Die Abzockertage sind gezählt

Ja, Sky ist ein Abzocker. Ja, ja, ich meine den Bezahlsender Sky. Eigentlich ist es ja ein Senderkonglomerat, wenn man es genau nimmt. Aber das ist irrelevant – ein Abzockerladen ist es.

1998 habe ich mit Premiere angefangen, weil mir auf den Geist ging, dass von Spielfilmen auf allen »freien« Fernsehsendern der Nachspann abgeknipst wurde, und auf den Privatsendern die Werbung vor, während und nach der Filme unerträglich wurde. Den Preis am Anfang erinnere ich nicht mehr. Irgendwann stieg ich aus, weil mir das Angebot für den Preis nicht mehr passend erschien. Ich erinnere mich, dass Sky – wie die dann schon hießen – mich mit Briefen fast schon belästigte, in jedem Brief ein anderes supergünstiges Angebot, das man mir vor der Kündigung nicht gönnen wollte.

Irgendwann – ich glaube Ende 2014 – ließ ich mich von einem Kollegen werben und stieg wieder ein. Am Anfang waren das 16,90 EUR monatlich – heute sind es fast 52 Euro. Und das nicht etwa durch ein erweitertes Programm. Ich habe keine Sportsender gebucht, ich nutze die Pay-per-view-Dienste nicht … nur die Sky-Kanäle für Filme und Serien, ein bisschen Doku.

Aber Sky ist da trickreich. Da werden ständig Neuigkeiten eingeführt und auf alle umgelegt. Da wird die Programmstruktur umgestellt, alte Sender fliegen raus, neue kommen rein, Pakete werden neu geschnürt, vermeintlich umfangreicher, definitiv teurer. Und dann die HD-Kanäle, die man auch mit einem 4K-55-Zöller nicht wirklich braucht; die kosten natürlich auch extra.

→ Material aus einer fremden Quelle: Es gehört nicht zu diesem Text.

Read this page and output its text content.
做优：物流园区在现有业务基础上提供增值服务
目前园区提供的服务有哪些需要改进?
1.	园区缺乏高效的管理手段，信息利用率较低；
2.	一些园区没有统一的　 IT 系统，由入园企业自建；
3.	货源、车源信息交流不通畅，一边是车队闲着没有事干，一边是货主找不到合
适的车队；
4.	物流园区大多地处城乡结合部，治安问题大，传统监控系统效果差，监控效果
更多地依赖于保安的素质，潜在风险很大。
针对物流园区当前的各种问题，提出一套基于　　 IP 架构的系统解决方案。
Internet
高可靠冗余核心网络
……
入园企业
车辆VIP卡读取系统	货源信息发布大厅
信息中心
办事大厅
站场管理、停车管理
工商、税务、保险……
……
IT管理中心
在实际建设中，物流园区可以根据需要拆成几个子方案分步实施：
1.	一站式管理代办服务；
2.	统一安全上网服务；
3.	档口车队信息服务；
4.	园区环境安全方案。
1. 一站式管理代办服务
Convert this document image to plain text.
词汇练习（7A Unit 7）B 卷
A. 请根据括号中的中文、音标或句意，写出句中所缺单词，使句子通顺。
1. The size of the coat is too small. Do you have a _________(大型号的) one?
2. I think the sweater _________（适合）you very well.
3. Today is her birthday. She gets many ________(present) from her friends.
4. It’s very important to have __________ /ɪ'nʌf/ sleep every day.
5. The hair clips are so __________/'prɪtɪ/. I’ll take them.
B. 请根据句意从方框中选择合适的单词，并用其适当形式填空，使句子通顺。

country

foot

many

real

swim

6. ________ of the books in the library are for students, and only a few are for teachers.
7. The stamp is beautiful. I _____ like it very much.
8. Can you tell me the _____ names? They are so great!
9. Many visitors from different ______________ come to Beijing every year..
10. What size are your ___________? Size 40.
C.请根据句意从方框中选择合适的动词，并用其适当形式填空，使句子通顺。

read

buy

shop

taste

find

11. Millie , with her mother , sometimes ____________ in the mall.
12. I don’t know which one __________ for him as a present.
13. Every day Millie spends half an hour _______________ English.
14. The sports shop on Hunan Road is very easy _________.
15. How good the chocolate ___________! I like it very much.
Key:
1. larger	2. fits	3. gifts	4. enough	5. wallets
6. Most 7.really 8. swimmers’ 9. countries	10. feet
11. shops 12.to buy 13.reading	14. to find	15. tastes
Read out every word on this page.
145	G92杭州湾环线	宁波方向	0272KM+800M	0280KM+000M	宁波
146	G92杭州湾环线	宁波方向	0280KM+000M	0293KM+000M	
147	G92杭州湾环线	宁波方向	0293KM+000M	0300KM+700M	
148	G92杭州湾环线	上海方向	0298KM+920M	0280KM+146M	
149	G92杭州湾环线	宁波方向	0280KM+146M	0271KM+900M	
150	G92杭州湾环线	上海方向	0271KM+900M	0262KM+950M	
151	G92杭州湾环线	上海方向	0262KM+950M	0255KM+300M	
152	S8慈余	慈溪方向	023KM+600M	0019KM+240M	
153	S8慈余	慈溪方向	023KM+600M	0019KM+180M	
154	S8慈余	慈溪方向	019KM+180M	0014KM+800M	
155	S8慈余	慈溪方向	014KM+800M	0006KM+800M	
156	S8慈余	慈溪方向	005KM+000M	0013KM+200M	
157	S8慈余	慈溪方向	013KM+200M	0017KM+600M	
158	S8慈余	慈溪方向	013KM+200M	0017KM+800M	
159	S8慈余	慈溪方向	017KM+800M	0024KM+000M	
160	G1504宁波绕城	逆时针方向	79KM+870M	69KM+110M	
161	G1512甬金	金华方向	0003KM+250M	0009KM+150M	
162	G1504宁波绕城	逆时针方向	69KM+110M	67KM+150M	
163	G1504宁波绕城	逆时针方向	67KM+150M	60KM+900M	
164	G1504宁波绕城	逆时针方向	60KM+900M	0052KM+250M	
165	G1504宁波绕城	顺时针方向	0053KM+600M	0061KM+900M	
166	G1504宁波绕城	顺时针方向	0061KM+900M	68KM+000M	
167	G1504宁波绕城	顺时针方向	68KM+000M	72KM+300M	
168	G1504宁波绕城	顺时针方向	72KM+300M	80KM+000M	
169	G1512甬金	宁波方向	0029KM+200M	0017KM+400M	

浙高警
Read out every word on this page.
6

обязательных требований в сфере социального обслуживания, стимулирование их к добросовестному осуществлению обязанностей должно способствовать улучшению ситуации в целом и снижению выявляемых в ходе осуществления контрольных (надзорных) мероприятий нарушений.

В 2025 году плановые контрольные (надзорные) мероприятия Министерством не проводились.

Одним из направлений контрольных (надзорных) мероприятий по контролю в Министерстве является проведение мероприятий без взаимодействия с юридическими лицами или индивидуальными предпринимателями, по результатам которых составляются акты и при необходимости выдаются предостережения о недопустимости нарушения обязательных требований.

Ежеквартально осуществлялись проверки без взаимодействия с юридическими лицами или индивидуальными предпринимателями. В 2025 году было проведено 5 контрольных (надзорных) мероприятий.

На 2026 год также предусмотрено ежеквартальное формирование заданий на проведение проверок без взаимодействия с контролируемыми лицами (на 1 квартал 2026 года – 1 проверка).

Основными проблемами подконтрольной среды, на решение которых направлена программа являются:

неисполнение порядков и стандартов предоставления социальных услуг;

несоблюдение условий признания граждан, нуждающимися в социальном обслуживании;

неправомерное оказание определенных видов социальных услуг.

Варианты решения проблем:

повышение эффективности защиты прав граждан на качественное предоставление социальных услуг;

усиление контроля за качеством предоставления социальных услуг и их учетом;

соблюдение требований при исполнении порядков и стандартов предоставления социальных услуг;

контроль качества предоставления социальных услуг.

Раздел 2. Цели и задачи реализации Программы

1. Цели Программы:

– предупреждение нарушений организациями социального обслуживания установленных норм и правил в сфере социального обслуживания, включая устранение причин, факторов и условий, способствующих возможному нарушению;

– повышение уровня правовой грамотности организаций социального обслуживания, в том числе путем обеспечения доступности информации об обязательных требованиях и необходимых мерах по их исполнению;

Aber es ist nicht nur das Geld. Es ist auch der Service – den es im Grunde nicht gibt. Irgendwann gab es Sky Q – vor allem auch auf einem zuvor einwandfrei funktionierenden Empfangsgerät (vulgo: Receiver). Die Steuerung wurde komplizierter und mit jedem weiteren Update unkomfortabler. Und die Software war offensichtlich nicht kompatibel zu allen Geräten. Seit Jahren habe ich Bildaussetzer, Tonstörungen, ein Fehlverhalten, das mal einen ganzen Abend gar nicht und dann wieder alle paar Minuten auftritt und sich nur durch mehrfache Neustarts des Gerätes beheben lässt – bis zum nächsten Mal. Die Sky-Software für PC, Tablet (vulgo: Flachrechner) und Smartphone (vulgo: Cleversprecher), mit der man das Programmangebot gemäß seiner Buchung auch ohne den Receiver (vulgo: Empfangsgerät) schauen kann, funktioniert von Haus aus nicht – ohne jede Fehlermeldung.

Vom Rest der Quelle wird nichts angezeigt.